Speaking after the ruling, a spokesman for the BMA called the current rules on death-in-service benefit rules absurd, adding that it is clearly unfair for the family of a GP to be denied the full benefits simply because the doctor was on holiday on the day she died.

The locum GP, Dr Helen Anderson, was only 40 when she died suddenly in December 201. Dr Anderson had worked as a salaried GP until April that year but switched to locum work to spend more time with her family.

When she was denied the death-in-service benefits, her widower Carl Sanderson appealed the decision and was backed by the BMA. In his claim, Mr Sanderson argued that his family should be entitled to the full benefits because his wife was booked in for 28 future locum sessions and was a member of the NHS pension scheme, so was ‘engaged’ under a contract for services.

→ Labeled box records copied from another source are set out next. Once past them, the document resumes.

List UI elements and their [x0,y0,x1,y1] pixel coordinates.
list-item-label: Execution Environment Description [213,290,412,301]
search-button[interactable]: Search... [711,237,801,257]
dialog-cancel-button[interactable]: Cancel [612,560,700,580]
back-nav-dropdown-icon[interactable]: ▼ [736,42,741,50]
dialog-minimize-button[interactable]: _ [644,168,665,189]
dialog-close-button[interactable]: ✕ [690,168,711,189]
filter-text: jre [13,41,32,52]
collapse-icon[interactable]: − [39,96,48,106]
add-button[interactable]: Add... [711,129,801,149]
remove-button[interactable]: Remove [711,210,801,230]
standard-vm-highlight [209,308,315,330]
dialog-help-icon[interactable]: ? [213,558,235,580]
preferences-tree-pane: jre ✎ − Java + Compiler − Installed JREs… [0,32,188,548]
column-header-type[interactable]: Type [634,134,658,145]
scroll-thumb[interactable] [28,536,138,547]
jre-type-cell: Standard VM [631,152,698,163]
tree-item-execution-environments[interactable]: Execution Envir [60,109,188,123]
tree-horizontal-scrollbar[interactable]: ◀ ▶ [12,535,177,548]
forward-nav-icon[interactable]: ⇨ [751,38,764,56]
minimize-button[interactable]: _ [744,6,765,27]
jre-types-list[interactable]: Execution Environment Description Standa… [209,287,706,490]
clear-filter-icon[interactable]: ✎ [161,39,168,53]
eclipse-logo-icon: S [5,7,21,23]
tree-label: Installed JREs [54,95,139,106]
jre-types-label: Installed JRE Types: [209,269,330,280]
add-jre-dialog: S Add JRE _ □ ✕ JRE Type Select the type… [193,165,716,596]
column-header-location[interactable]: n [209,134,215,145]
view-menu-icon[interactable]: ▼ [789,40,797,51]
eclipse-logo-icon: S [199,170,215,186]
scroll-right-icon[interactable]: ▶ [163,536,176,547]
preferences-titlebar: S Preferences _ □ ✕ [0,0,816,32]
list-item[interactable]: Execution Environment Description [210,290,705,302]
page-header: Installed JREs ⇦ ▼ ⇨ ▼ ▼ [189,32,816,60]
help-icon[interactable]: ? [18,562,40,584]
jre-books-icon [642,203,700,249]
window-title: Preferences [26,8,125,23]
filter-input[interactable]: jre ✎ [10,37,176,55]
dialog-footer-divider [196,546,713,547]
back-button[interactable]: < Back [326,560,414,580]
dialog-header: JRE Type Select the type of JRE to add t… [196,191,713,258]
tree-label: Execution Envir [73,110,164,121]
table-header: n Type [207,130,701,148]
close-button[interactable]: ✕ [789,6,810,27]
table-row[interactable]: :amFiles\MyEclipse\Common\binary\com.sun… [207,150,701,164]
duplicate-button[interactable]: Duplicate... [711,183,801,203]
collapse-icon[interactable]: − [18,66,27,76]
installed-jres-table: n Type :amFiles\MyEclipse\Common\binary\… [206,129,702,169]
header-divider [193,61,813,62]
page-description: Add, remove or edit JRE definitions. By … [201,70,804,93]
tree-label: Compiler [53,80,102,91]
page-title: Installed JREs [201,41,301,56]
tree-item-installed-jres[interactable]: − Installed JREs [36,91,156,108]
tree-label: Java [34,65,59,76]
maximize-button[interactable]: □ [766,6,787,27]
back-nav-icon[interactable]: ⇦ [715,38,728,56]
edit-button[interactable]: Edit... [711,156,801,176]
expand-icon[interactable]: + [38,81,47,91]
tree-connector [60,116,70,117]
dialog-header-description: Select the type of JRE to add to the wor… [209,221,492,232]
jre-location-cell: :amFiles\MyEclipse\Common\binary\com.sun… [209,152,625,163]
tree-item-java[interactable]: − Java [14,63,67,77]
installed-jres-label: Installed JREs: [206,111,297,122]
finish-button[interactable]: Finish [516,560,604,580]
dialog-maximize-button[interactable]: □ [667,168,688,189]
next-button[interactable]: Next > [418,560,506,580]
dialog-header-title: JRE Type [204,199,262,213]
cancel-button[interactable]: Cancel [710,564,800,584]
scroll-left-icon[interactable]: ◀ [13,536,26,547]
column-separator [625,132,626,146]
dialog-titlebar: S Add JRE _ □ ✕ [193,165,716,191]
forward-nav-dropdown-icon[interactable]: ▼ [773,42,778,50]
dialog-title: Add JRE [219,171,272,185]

The judge ruled that a locum is not engaged under a relevant contract for services “simply because he or she has one or more bookings for sessions at some stage in the future”.

However, the ruling does make clear that doctors are entitled to the full benefit in the event of death while travelling to work, commuting between practices or taking breaks, rather than solely during the session they were contracted to work.

The BMA has pledged to appeal the ruling so that locum GPs have the peace of mind that their families will get the support they are entitled to should the worst happen. In addition, a spokesman for the National Association of Sessional GPs (NASGPs) said that locums are receiving an “inferior pension product”.